Data Lakehouse — Goal 1

The MESA Lakehouse is the canonical record of metadata history for iRODS collections in MESA-enabled projects. It is built on the DuckLake lakehouse pattern: a Postgres catalog plus Parquet data files stored at <project_root>/.mesa/ducklake/ inside the iRODS project itself, so the metadata history travels with the data.

Stack

Layer Technology
Query engine DuckDB
Lakehouse format DuckLake on Apache Iceberg + Parquet
Catalog PostgreSQL (one catalog per project)
Storage Parquet under .mesa/ducklake/ in iRODS
Mirror TACC Corral, OSN Pod

What it stores

For every AVU (attribute / value / unit) change made through a MESA MCP server, the Lakehouse records a versioned snapshot:

Field Description
project_id iRODS project identifier
irods_path Path of the collection or data object
attribute, value, unit The AVU triple
actor User or service principal that made the change
change_type add / update / delete
note Optional human-readable annotation
snapshot_id DuckLake snapshot — supports time-travel
recorded_at UTC timestamp

This means you can answer questions like:

  • "What did this collection's metadata look like on 2026-09-01?" — via get_avus_as_of.
  • "Which user added the ENVO:biome tag to this dataset?" — via mesa_ducklake_search_changes.
  • "How has my project's metadata evolved over the last quarter?" — via Lakehouse SQL queries.

Public API

The Lakehouse is consumed through the Python library mesa-ducklake, which exposes a single entry point — DuckLakeClient. All other modules in mesa_ducklake are internal.

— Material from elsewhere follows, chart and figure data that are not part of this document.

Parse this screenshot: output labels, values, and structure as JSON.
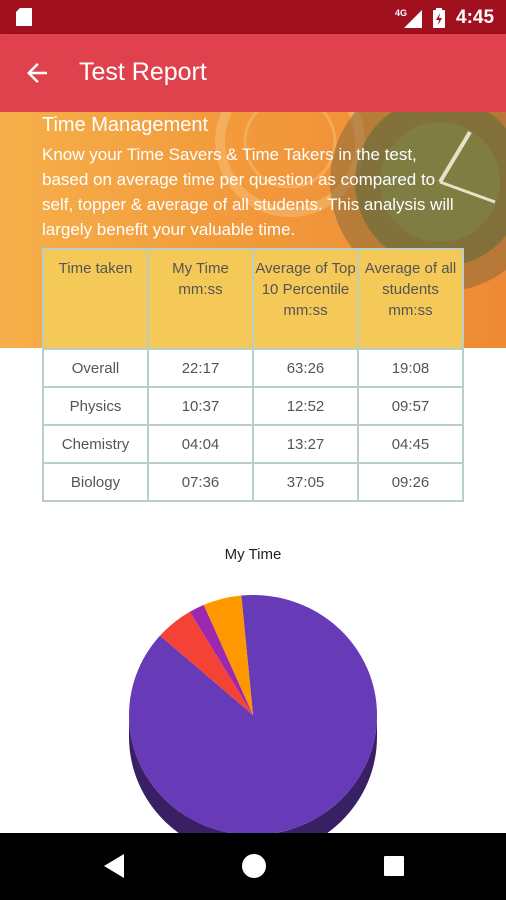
{
  "status_bar": {
    "time": "4:45",
    "network": "4G",
    "icons": [
      "sd-card-icon",
      "signal-icon",
      "battery-icon"
    ]
  },
  "app_bar": {
    "title": "Test Report",
    "back_icon": "arrow-back-icon"
  },
  "time_management": {
    "heading": "Time Management",
    "description": "Know your Time Savers & Time Takers in the test, based on average time per question as compared to self, topper & average of all students. This analysis will largely benefit your valuable time.",
    "table": {
      "headers": [
        "Time taken",
        "My Time mm:ss",
        "Average of Top 10 Percentile mm:ss",
        "Average of all students mm:ss"
      ],
      "rows": [
        [
          "Overall",
          "22:17",
          "63:26",
          "19:08"
        ],
        [
          "Physics",
          "10:37",
          "12:52",
          "09:57"
        ],
        [
          "Chemistry",
          "04:04",
          "13:27",
          "04:45"
        ],
        [
          "Biology",
          "07:36",
          "37:05",
          "09:26"
        ]
      ]
    }
  },
  "chart_data": {
    "type": "pie",
    "title": "My Time",
    "slices": [
      {
        "value": 88,
        "color": "#673ab7"
      },
      {
        "value": 5,
        "color": "#f44336"
      },
      {
        "value": 2,
        "color": "#9c27b0"
      },
      {
        "value": 5,
        "color": "#ff9800"
      }
    ]
  },
  "nav_bar": {
    "icons": [
      "back-triangle-icon",
      "home-circle-icon",
      "recents-square-icon"
    ]
  },
  "colors": {
    "status_bar": "#a0101f",
    "app_bar": "#e0424d",
    "banner": "#f29a3c",
    "table_header": "#f5c958"
  }
}
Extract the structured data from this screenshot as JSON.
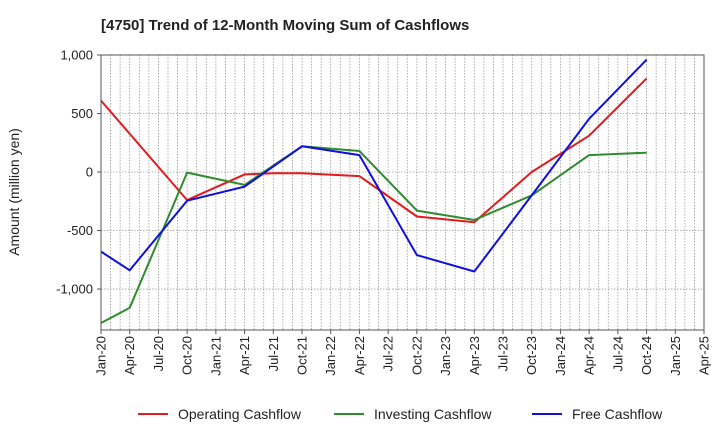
{
  "chart_data": {
    "type": "line",
    "title": "[4750]  Trend of 12-Month Moving Sum of Cashflows",
    "ylabel": "Amount (million yen)",
    "xlabel": "",
    "ylim": [
      -1350,
      1000
    ],
    "yticks": [
      1000,
      500,
      0,
      -500,
      -1000
    ],
    "ytick_labels": [
      "1,000",
      "500",
      "0",
      "-500",
      "-1,000"
    ],
    "categories": [
      "Jan-20",
      "Apr-20",
      "Jul-20",
      "Oct-20",
      "Jan-21",
      "Apr-21",
      "Jul-21",
      "Oct-21",
      "Jan-22",
      "Apr-22",
      "Jul-22",
      "Oct-22",
      "Jan-23",
      "Apr-23",
      "Jul-23",
      "Oct-23",
      "Jan-24",
      "Apr-24",
      "Jul-24",
      "Oct-24",
      "Jan-25",
      "Apr-25"
    ],
    "grid": true,
    "legend_position": "bottom",
    "series": [
      {
        "name": "Operating Cashflow",
        "color": "#e41a1c",
        "values": [
          610,
          null,
          null,
          -240,
          null,
          -20,
          -10,
          -10,
          null,
          -35,
          null,
          -380,
          null,
          -430,
          null,
          0,
          null,
          310,
          null,
          800,
          null,
          null
        ]
      },
      {
        "name": "Investing Cashflow",
        "color": "#2e8b2e",
        "values": [
          -1290,
          -1160,
          null,
          -5,
          null,
          -110,
          null,
          220,
          null,
          180,
          null,
          -330,
          null,
          -410,
          null,
          -200,
          null,
          145,
          null,
          165,
          null,
          null
        ]
      },
      {
        "name": "Free Cashflow",
        "color": "#1010dd",
        "values": [
          -680,
          -840,
          null,
          -245,
          null,
          -125,
          null,
          220,
          null,
          145,
          null,
          -710,
          null,
          -850,
          null,
          -200,
          null,
          455,
          null,
          960,
          null,
          null
        ]
      }
    ]
  }
}
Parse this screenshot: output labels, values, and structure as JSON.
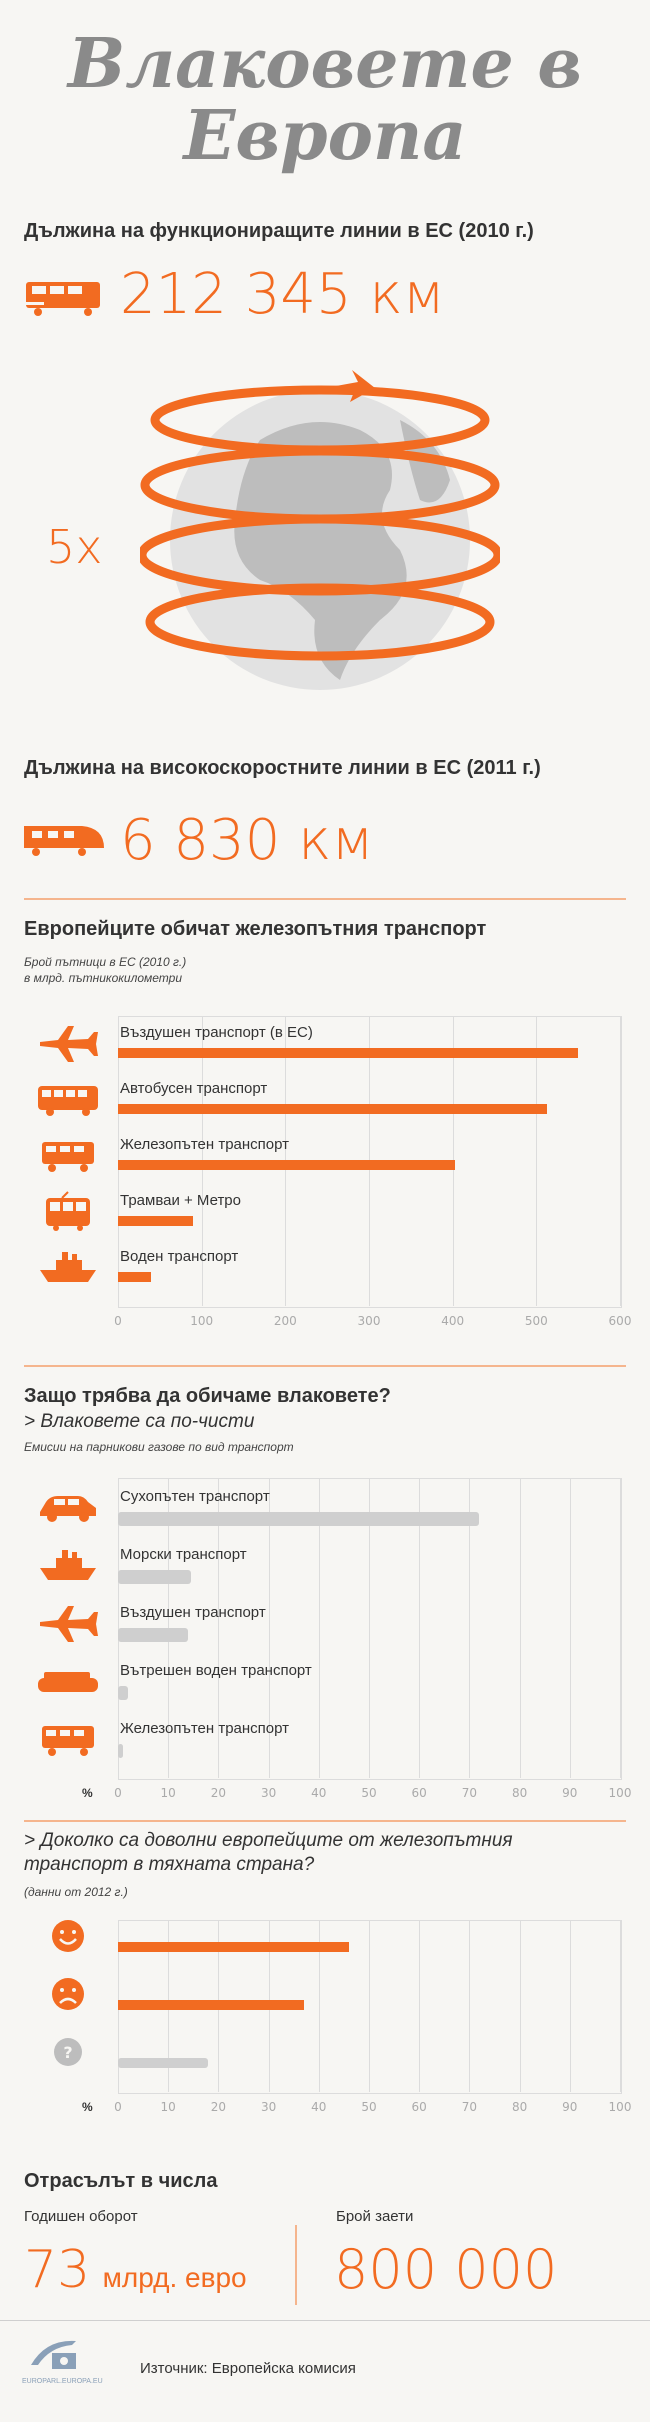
{
  "title": [
    "Влаковете в",
    "Европа"
  ],
  "sec1": {
    "heading": "Дължина на функциониращите линии в ЕС (2010 г.)",
    "value": "212 345 км",
    "multiplier": "5x"
  },
  "sec2": {
    "heading": "Дължина на високоскоростните линии в ЕС (2011 г.)",
    "value": "6 830 км"
  },
  "sec3": {
    "heading": "Европейците обичат железопътния транспорт",
    "sub1": "Брой пътници в ЕС (2010 г.)",
    "sub2": "в млрд. пътникокилометри"
  },
  "sec4": {
    "heading": "Защо трябва да обичаме влаковете?",
    "subheading": "> Влаковете са по-чисти",
    "note": "Емисии на парникови газове по вид транспорт",
    "pct": "%"
  },
  "sec5": {
    "heading_line1": "> Доколко са доволни европейците от железопътния",
    "heading_line2": "транспорт в тяхната страна?",
    "note": "(данни от 2012 г.)",
    "pct": "%",
    "unknown_icon_text": "?"
  },
  "sec6": {
    "heading": "Отрасълът в числа",
    "label1": "Годишен оборот",
    "value1_num": "73",
    "value1_unit": "млрд. евро",
    "label2": "Брой заети",
    "value2": "800 000"
  },
  "footer": {
    "source": "Източник: Европейска комисия",
    "logo_text": "EUROPARL.EUROPA.EU"
  },
  "colors": {
    "accent": "#f26b21",
    "grey": "#cfcfcf",
    "title": "#8a8a8a"
  },
  "chart_data": [
    {
      "type": "bar",
      "orientation": "horizontal",
      "categories": [
        "Въздушен транспорт (в ЕС)",
        "Автобусен транспорт",
        "Железопътен транспорт",
        "Трамваи + Метро",
        "Воден транспорт"
      ],
      "icons": [
        "airplane-icon",
        "bus-icon",
        "train-icon",
        "tram-icon",
        "ship-icon"
      ],
      "values": [
        550,
        513,
        403,
        90,
        40
      ],
      "xlim": [
        0,
        600
      ],
      "ticks": [
        "0",
        "100",
        "200",
        "300",
        "400",
        "500",
        "600"
      ],
      "grid": true
    },
    {
      "type": "bar",
      "orientation": "horizontal",
      "categories": [
        "Сухопътен транспорт",
        "Морски транспорт",
        "Въздушен транспорт",
        "Вътрешен воден транспорт",
        "Железопътен транспорт"
      ],
      "icons": [
        "car-icon",
        "ship-icon",
        "airplane-icon",
        "barge-icon",
        "train-icon"
      ],
      "values": [
        72,
        14.5,
        14,
        2,
        1
      ],
      "xlim": [
        0,
        100
      ],
      "ticks": [
        "0",
        "10",
        "20",
        "30",
        "40",
        "50",
        "60",
        "70",
        "80",
        "90",
        "100"
      ],
      "grid": true
    },
    {
      "type": "bar",
      "orientation": "horizontal",
      "categories": [
        "satisfied",
        "dissatisfied",
        "unknown"
      ],
      "icons": [
        "happy-face-icon",
        "sad-face-icon",
        "question-icon"
      ],
      "values": [
        46,
        37,
        18
      ],
      "xlim": [
        0,
        100
      ],
      "ticks": [
        "0",
        "10",
        "20",
        "30",
        "40",
        "50",
        "60",
        "70",
        "80",
        "90",
        "100"
      ],
      "grid": true
    }
  ]
}
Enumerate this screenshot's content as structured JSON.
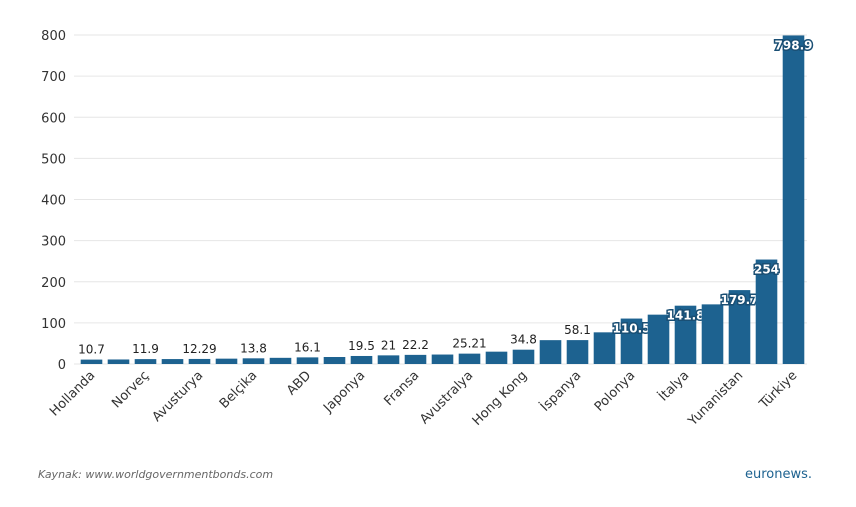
{
  "chart_data": {
    "type": "bar",
    "categories": [
      "Hollanda",
      null,
      "Norveç",
      null,
      "Avusturya",
      null,
      "Belçika",
      null,
      "ABD",
      null,
      "Japonya",
      null,
      "Fransa",
      null,
      "Avustralya",
      null,
      "Hong Kong",
      null,
      "İspanya",
      null,
      "Polonya",
      null,
      "İtalya",
      null,
      "Yunanistan",
      null,
      "Türkiye"
    ],
    "values": [
      10.7,
      11,
      11.9,
      12,
      12.29,
      13,
      13.8,
      15,
      16.1,
      17,
      19.5,
      21,
      22.2,
      23,
      25.21,
      30,
      34.8,
      58,
      58.1,
      77,
      110.5,
      120,
      141.8,
      145,
      179.7,
      254,
      798.9
    ],
    "value_labels": [
      "10.7",
      null,
      "11.9",
      null,
      "12.29",
      null,
      "13.8",
      null,
      "16.1",
      null,
      "19.5",
      "21",
      "22.2",
      null,
      "25.21",
      null,
      "34.8",
      null,
      "58.1",
      null,
      "110.5",
      null,
      "141.8",
      null,
      "179.7",
      "254",
      "798.9"
    ],
    "color": "#1d6290",
    "ylim": [
      0,
      800
    ],
    "yticks": [
      0,
      100,
      200,
      300,
      400,
      500,
      600,
      700,
      800
    ],
    "grid": true,
    "source": "Kaynak: www.worldgovernmentbonds.com",
    "logo": "euronews."
  }
}
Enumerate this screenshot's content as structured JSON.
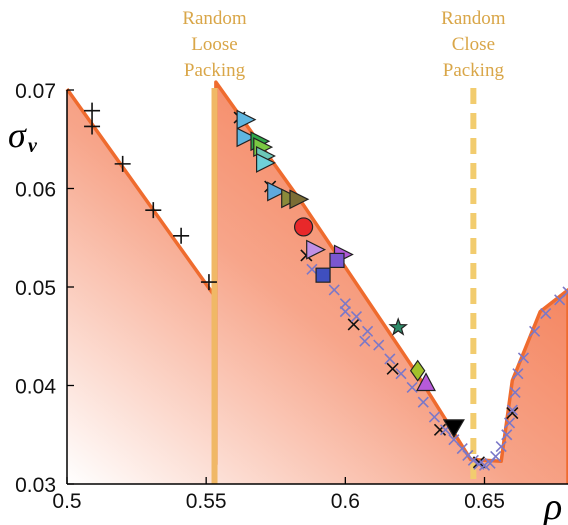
{
  "chart_data": {
    "type": "scatter",
    "xlabel": "ρ",
    "ylabel": "σ",
    "ylabel_sub": "v",
    "xlim": [
      0.5,
      0.68
    ],
    "ylim": [
      0.03,
      0.07
    ],
    "xticks": [
      "0.5",
      "0.55",
      "0.6",
      "0.65"
    ],
    "xtick_values": [
      0.5,
      0.55,
      0.6,
      0.65
    ],
    "yticks": [
      "0.03",
      "0.04",
      "0.05",
      "0.06",
      "0.07"
    ],
    "ytick_values": [
      0.03,
      0.04,
      0.05,
      0.06,
      0.07
    ],
    "annotations": [
      {
        "lines": [
          "Random",
          "Loose",
          "Packing"
        ],
        "x": 0.553
      },
      {
        "lines": [
          "Random",
          "Close",
          "Packing"
        ],
        "x": 0.646
      }
    ],
    "vlines": [
      {
        "x": 0.553,
        "style": "solid",
        "color": "#f0b866"
      },
      {
        "x": 0.646,
        "style": "dashed",
        "color": "#f2cc6e"
      }
    ],
    "boundary": [
      [
        0.5,
        0.0701
      ],
      [
        0.553,
        0.0491
      ],
      [
        0.553,
        0.032
      ],
      [
        0.5535,
        0.032
      ],
      [
        0.5535,
        0.0708
      ],
      [
        0.585,
        0.0583
      ],
      [
        0.625,
        0.0415
      ],
      [
        0.645,
        0.0325
      ],
      [
        0.656,
        0.0323
      ],
      [
        0.66,
        0.0405
      ],
      [
        0.67,
        0.0475
      ],
      [
        0.68,
        0.0497
      ],
      [
        0.68,
        0.03
      ]
    ],
    "colors": {
      "fill": "#f47e54",
      "edge": "#ef6b2e",
      "plus": "#111111",
      "cross_dark": "#111111",
      "cross_blue": "#7b78c8"
    },
    "series": [
      {
        "marker": "plus",
        "points": [
          [
            0.509,
            0.0679
          ],
          [
            0.509,
            0.0663
          ],
          [
            0.52,
            0.0625
          ],
          [
            0.531,
            0.0578
          ],
          [
            0.541,
            0.0552
          ],
          [
            0.551,
            0.0505
          ]
        ]
      },
      {
        "marker": "cross_dark",
        "points": [
          [
            0.562,
            0.0672
          ],
          [
            0.573,
            0.0602
          ],
          [
            0.586,
            0.0532
          ],
          [
            0.603,
            0.0462
          ],
          [
            0.617,
            0.0417
          ],
          [
            0.634,
            0.0355
          ],
          [
            0.648,
            0.0322
          ],
          [
            0.66,
            0.0372
          ]
        ]
      },
      {
        "marker": "cross_blue",
        "points": [
          [
            0.588,
            0.0518
          ],
          [
            0.592,
            0.051
          ],
          [
            0.596,
            0.0497
          ],
          [
            0.6,
            0.0483
          ],
          [
            0.604,
            0.047
          ],
          [
            0.608,
            0.0455
          ],
          [
            0.612,
            0.0441
          ],
          [
            0.616,
            0.0427
          ],
          [
            0.62,
            0.0412
          ],
          [
            0.624,
            0.0398
          ],
          [
            0.628,
            0.0383
          ],
          [
            0.632,
            0.0368
          ],
          [
            0.636,
            0.0355
          ],
          [
            0.639,
            0.0345
          ],
          [
            0.642,
            0.0336
          ],
          [
            0.644,
            0.0329
          ],
          [
            0.646,
            0.0324
          ],
          [
            0.648,
            0.032
          ],
          [
            0.65,
            0.0319
          ],
          [
            0.652,
            0.0321
          ],
          [
            0.654,
            0.0328
          ],
          [
            0.656,
            0.0338
          ],
          [
            0.658,
            0.035
          ],
          [
            0.659,
            0.0362
          ],
          [
            0.66,
            0.0375
          ],
          [
            0.661,
            0.0393
          ],
          [
            0.662,
            0.0412
          ],
          [
            0.664,
            0.0428
          ],
          [
            0.668,
            0.0455
          ],
          [
            0.672,
            0.0473
          ],
          [
            0.677,
            0.0487
          ],
          [
            0.68,
            0.0495
          ],
          [
            0.6,
            0.0475
          ],
          [
            0.607,
            0.0445
          ]
        ]
      },
      {
        "marker": "triangle-right",
        "points": [
          {
            "x": 0.564,
            "y": 0.067,
            "color": "#5fb6e0"
          },
          {
            "x": 0.564,
            "y": 0.0652,
            "color": "#5fb6e0"
          },
          {
            "x": 0.569,
            "y": 0.0648,
            "color": "#2fa84a"
          },
          {
            "x": 0.57,
            "y": 0.0642,
            "color": "#7ac943"
          },
          {
            "x": 0.571,
            "y": 0.0633,
            "color": "#6cc7b8"
          },
          {
            "x": 0.571,
            "y": 0.0626,
            "color": "#6fd0d8"
          },
          {
            "x": 0.575,
            "y": 0.0597,
            "color": "#5fa9dd"
          },
          {
            "x": 0.58,
            "y": 0.059,
            "color": "#8a8a3a"
          },
          {
            "x": 0.583,
            "y": 0.0589,
            "color": "#7b6d35"
          },
          {
            "x": 0.589,
            "y": 0.0538,
            "color": "#c090e6"
          },
          {
            "x": 0.599,
            "y": 0.0533,
            "color": "#b258d6"
          }
        ]
      },
      {
        "marker": "circle",
        "points": [
          {
            "x": 0.585,
            "y": 0.0561,
            "color": "#e8282a"
          }
        ]
      },
      {
        "marker": "square",
        "points": [
          {
            "x": 0.592,
            "y": 0.0512,
            "color": "#3f4fbf"
          },
          {
            "x": 0.597,
            "y": 0.0527,
            "color": "#7a57d0"
          }
        ]
      },
      {
        "marker": "star",
        "points": [
          {
            "x": 0.619,
            "y": 0.0459,
            "color": "#2e8b6a"
          }
        ]
      },
      {
        "marker": "diamond",
        "points": [
          {
            "x": 0.626,
            "y": 0.0415,
            "color": "#a2c12b"
          }
        ]
      },
      {
        "marker": "triangle-up",
        "points": [
          {
            "x": 0.629,
            "y": 0.0403,
            "color": "#b65ad9"
          }
        ]
      },
      {
        "marker": "triangle-down",
        "points": [
          {
            "x": 0.639,
            "y": 0.0357,
            "color": "#000000"
          }
        ]
      }
    ]
  }
}
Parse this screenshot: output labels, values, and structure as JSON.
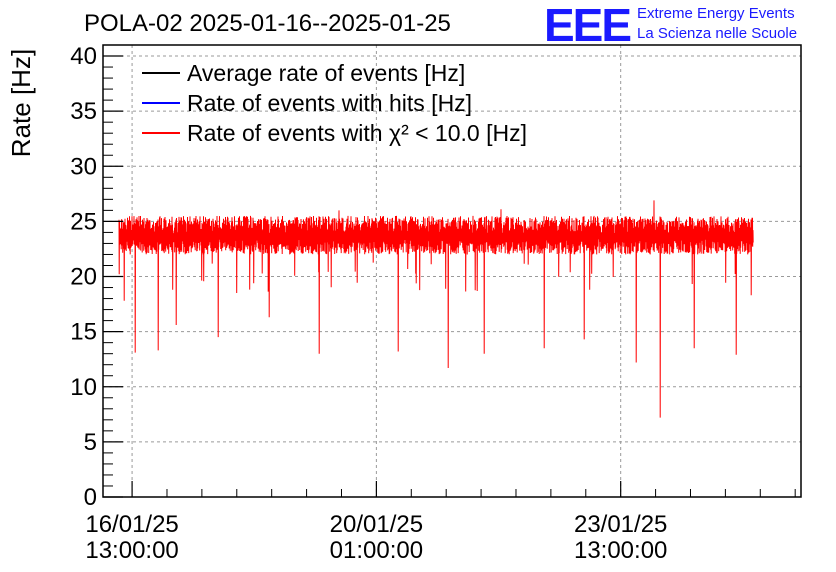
{
  "header": {
    "title": "POLA-02 2025-01-16--2025-01-25",
    "logo": "EEE",
    "logo_line1": "Extreme Energy Events",
    "logo_line2": "La Scienza nelle Scuole"
  },
  "colors": {
    "average": "#000000",
    "hits": "#0000ff",
    "chi2": "#ff0000",
    "logo": "#1a1aff"
  },
  "chart_data": {
    "type": "line",
    "ylabel": "Rate [Hz]",
    "ylim": [
      0,
      41
    ],
    "yticks": [
      0,
      5,
      10,
      15,
      20,
      25,
      30,
      35,
      40
    ],
    "grid": true,
    "legend_position": "top-left",
    "xlim": [
      "2025-01-16T03:00:00",
      "2025-01-26T03:00:00"
    ],
    "xticks": [
      {
        "date": "16/01/25",
        "time": "13:00:00",
        "t": "2025-01-16T13:00:00"
      },
      {
        "date": "20/01/25",
        "time": "01:00:00",
        "t": "2025-01-20T01:00:00"
      },
      {
        "date": "23/01/25",
        "time": "13:00:00",
        "t": "2025-01-23T13:00:00"
      }
    ],
    "series": [
      {
        "name": "Average rate of events [Hz]",
        "color": "#000000",
        "values": []
      },
      {
        "name": "Rate of events with hits [Hz]",
        "color": "#0000ff",
        "values": []
      },
      {
        "name": "Rate of events with χ² < 10.0 [Hz]",
        "color": "#ff0000",
        "baseline": 23.8,
        "noise_range": [
          22.0,
          25.5
        ],
        "x_start": "2025-01-16T08:30:00",
        "x_end": "2025-01-25T10:30:00",
        "dips": [
          {
            "t": "2025-01-16T08:40:00",
            "y": 20.2
          },
          {
            "t": "2025-01-16T10:20:00",
            "y": 17.8
          },
          {
            "t": "2025-01-16T14:10:00",
            "y": 13.1
          },
          {
            "t": "2025-01-16T21:50:00",
            "y": 13.3
          },
          {
            "t": "2025-01-17T04:00:00",
            "y": 15.6
          },
          {
            "t": "2025-01-17T18:30:00",
            "y": 14.5
          },
          {
            "t": "2025-01-18T12:00:00",
            "y": 16.3
          },
          {
            "t": "2025-01-19T05:10:00",
            "y": 13.0
          },
          {
            "t": "2025-01-20T08:30:00",
            "y": 13.2
          },
          {
            "t": "2025-01-21T01:40:00",
            "y": 11.7
          },
          {
            "t": "2025-01-21T14:00:00",
            "y": 13.0
          },
          {
            "t": "2025-01-22T10:30:00",
            "y": 13.5
          },
          {
            "t": "2025-01-23T00:30:00",
            "y": 14.3
          },
          {
            "t": "2025-01-23T18:10:00",
            "y": 12.2
          },
          {
            "t": "2025-01-24T02:40:00",
            "y": 7.2
          },
          {
            "t": "2025-01-24T14:20:00",
            "y": 13.5
          },
          {
            "t": "2025-01-25T04:30:00",
            "y": 12.9
          },
          {
            "t": "2025-01-25T09:50:00",
            "y": 18.3
          }
        ],
        "peaks": [
          {
            "t": "2025-01-24T00:30:00",
            "y": 26.9
          },
          {
            "t": "2025-01-21T20:00:00",
            "y": 26.1
          },
          {
            "t": "2025-01-19T12:00:00",
            "y": 26.0
          }
        ]
      }
    ]
  }
}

from mesa_ducklake import DuckLakeClient, AvuChange

with DuckLakeClient(postgres_dsn=..., irods_session=...) as client:
    project = client.register_project(
        irods_path="/iplant/home/alice/myproj",
        actor="alice",
        zone="iplant",
    )
    snap = client.record_changes(
        project_id=project.project_id,
        actor="alice",
        changes=[AvuChange(...)],
        note="Tagged file.csv with ENVO biome",
    )
    avus = client.get_avus(project.project_id, irods_path=...)

Performance targets

Metric Target
Sub-second analytical queries On benchmark dataset, leveraged compute
Catalog availability ≥ 95% business hours during the prototype
Daily backup pg_dump snapshotted to iRODS automatically

Backup and recovery

The Postgres catalog is backed up daily by a pg_dump job that writes the dump into the project's iRODS collection (.mesa/ducklake/backups/). The Parquet files live in iRODS already, so the full catalog can be recovered from iRODS alone — no separate backup system is required.

See the mesa-ducklake operator guide for recovery procedures.